The Courtesan Bacchis and her nurses, Comedies of Terence, fol. 115.
Most often (though not exclusively) hood style and class have a direct correlation, and is the best way to determine which particular styling was considered the most fashionable at any given time. Important to this point is the understanding that until the end of the century, the hood was not generally preferred among the higher classes. When the upper echelons finally decided to use the hood, it was not the same type of hood we've been looking at. For one, it lacked a liripipe. That means that when we're looking at winged, liripiped open hoods, we're looking primarily at the range of women between laboring peasant and bourgeois housewife. Taking a look at their gown along with their situational context will provide a better idea of the woman's position in that range. For instance, in the grouping above, the lady in the red houppelande holds the higher class. She is a courtesan accompanied by her nurses. Her hood, therefore, can reasonably be assumed to be the more fashionable version of the three here.

Before I conclude, there's one last thing I'd like to discuss. I've stated in the past, here and in my classes, that the hood was a stalwart element of lower class clothing, because it makes practical sense. While I knew this had to be true, it had admittedly been difficult for me to truly come up with the reasons why. Certainly, simply covering the head is a practical application on its own, but there is more to it than that. Last weekend, I spent the day in garb in the sun. It resulted in a terrible sunburn on my chest, face, back, and the visible portions of my bust. Just like my medieval forebears, I had no sunscreen, and I paid the price for the lack of protection. Getting a sunburn isn't something only modern day humans have a problem with.

Today is quite sunny, so to put the practical application of a hood to the test, I put it on, and went outside.

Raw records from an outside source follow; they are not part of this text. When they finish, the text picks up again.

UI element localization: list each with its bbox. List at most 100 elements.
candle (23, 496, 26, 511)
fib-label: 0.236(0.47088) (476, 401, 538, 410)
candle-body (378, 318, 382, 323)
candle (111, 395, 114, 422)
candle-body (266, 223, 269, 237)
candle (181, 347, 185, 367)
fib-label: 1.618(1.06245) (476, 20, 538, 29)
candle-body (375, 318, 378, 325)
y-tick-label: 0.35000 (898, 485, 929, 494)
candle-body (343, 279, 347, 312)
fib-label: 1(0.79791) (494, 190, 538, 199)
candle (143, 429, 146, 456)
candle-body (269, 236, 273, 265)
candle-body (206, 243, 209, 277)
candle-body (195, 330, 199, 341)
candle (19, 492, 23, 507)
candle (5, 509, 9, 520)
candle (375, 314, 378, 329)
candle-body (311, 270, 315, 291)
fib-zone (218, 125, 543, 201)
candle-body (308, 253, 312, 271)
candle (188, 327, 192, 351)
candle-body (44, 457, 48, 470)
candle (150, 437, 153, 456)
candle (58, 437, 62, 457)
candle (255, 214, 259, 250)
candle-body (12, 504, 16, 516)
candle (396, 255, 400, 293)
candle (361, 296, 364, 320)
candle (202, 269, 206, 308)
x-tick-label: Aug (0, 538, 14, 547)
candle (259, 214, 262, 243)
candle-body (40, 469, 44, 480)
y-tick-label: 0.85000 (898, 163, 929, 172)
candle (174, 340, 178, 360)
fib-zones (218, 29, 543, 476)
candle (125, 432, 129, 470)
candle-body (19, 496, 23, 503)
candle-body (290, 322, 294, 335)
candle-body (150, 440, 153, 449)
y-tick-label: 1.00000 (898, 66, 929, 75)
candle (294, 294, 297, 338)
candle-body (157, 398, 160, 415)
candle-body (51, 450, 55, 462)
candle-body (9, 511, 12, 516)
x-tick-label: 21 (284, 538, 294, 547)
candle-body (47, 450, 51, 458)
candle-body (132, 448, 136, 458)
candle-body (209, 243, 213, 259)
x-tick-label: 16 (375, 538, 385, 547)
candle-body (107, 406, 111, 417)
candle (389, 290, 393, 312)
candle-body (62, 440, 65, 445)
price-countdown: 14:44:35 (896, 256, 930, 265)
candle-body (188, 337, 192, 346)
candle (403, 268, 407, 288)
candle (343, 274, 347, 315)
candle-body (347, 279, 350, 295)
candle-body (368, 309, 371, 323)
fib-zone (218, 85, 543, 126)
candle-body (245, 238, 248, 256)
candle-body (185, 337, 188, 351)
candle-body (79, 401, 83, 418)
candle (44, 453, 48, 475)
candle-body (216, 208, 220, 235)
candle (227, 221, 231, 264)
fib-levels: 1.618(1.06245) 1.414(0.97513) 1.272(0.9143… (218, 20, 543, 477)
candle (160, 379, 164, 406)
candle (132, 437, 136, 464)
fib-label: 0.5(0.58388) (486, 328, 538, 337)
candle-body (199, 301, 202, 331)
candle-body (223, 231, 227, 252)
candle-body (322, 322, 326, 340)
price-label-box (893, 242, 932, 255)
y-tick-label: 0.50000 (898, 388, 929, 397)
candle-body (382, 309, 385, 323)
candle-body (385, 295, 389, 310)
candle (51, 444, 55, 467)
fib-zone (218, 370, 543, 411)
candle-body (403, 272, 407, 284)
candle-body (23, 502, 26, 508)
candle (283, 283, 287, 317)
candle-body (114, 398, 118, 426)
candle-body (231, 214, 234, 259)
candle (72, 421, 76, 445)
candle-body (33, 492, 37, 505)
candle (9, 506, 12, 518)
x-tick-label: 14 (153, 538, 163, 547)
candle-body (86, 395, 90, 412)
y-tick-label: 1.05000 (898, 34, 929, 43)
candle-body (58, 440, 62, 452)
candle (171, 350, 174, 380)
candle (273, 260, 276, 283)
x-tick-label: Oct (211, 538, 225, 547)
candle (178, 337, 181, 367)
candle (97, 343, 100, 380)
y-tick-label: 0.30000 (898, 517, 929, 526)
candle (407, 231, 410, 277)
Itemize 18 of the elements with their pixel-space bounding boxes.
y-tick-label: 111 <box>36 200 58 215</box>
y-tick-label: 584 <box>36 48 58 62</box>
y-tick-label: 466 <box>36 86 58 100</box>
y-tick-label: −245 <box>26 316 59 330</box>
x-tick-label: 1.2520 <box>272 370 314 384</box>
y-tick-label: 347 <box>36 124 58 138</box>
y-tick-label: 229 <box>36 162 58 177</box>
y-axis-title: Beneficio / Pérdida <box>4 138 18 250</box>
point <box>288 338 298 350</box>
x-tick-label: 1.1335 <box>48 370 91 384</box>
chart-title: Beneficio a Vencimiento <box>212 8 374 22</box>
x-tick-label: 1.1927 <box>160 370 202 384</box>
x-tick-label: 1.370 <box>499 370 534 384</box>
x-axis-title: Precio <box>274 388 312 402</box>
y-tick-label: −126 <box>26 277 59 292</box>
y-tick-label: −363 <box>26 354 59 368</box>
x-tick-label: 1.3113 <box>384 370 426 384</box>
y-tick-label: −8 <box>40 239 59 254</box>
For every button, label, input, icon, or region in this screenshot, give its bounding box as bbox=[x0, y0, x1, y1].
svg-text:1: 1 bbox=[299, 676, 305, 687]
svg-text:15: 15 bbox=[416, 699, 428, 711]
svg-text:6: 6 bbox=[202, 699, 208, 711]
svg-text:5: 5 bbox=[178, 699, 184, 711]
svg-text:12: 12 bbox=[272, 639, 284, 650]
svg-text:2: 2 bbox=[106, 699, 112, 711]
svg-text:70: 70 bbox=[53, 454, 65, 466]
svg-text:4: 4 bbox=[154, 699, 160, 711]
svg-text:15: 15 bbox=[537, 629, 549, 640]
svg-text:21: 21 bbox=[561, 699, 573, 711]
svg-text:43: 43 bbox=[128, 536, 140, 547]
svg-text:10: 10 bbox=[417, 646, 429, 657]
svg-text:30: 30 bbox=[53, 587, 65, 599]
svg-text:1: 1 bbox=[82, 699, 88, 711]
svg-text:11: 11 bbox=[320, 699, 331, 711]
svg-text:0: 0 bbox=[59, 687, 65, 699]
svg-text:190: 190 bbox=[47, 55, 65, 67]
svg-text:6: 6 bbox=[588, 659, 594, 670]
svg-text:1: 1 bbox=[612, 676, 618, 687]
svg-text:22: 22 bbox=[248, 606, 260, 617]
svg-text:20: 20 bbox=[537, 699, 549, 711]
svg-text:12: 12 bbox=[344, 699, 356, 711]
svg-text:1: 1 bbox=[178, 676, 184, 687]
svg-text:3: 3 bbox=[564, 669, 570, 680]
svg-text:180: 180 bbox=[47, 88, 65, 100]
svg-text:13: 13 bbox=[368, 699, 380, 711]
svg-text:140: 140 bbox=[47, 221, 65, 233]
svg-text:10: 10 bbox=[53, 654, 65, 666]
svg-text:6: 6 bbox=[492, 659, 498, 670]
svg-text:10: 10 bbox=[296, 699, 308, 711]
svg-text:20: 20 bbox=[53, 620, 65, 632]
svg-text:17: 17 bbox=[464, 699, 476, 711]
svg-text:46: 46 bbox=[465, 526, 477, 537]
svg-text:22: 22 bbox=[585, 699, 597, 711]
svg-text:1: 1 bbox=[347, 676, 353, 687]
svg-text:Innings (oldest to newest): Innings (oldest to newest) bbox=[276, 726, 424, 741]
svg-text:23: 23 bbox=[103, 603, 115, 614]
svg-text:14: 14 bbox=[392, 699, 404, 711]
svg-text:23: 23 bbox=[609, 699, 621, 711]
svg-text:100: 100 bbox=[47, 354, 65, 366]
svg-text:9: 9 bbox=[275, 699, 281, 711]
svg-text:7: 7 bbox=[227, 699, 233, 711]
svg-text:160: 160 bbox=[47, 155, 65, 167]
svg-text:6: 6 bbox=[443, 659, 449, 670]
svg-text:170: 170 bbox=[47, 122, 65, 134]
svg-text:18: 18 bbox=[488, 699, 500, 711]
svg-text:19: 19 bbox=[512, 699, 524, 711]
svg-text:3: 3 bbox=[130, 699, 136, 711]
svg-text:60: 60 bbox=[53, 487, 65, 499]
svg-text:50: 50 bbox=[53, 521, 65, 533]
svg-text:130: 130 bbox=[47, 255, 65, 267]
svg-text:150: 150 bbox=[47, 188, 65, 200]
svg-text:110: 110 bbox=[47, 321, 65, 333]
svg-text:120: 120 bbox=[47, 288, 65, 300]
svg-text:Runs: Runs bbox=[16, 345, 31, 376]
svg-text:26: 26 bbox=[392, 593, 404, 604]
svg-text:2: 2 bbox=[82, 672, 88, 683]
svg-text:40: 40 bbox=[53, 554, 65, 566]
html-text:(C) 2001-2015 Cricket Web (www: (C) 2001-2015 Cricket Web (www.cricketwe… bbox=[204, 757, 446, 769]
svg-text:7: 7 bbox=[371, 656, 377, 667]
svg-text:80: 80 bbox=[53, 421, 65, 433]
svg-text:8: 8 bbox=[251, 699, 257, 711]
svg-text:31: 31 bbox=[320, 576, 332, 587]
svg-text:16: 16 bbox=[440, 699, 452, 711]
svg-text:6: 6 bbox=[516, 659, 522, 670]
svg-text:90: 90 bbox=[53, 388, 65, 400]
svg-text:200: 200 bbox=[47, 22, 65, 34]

Here are the ways my hood worked for me..

It wasn't windy, but if a significant breeze was blowing, the best way to keep the hood on and stable is to "turban" the liripipe:


With the brim unfolded, I get a great protective cover. in this photo, I'm facing the sun, and if you look at my chest, you can see that I am getting at least partial shade:


I turned, and here's what that looks like from the front looking down:


After adding some more deliberate shape to the brim, it looked like this looking up:


I then began to experiment with other ways the brim might look, based on my findings. If the wings extended further outward, when the brim is flipped forward, it might look like this:

Applying the double fold from the Heures de Charles d'Angoulême peasant page, I get this:



I have to admit that I really liked this, and I did indeed feel that I had better shade. From the side:


Finally, even with the way I normally wear it, I still had good shade:


Alright. Time to wrap this up. I go forward from here with more specific ideas about what my next hood should look like. As a middle class townswoman, who endeavors to be as fashionable as her means allow, I should prefer the outward, pointed wings on my hood. This will come with some experimentation and certainly take some getting used to in terms of wearing. I'd never forgive myself if my hood poked somebody's eye out.

Lastly, as promised, you can download from here the pattern and construction information on my black open hood as well as my red version. I hope that it helps you skip a bit of the frustration of patterning one of these things from scratch. I also hope that my digging deeper into this style encourages you to begin looking closer at the things we're recreating.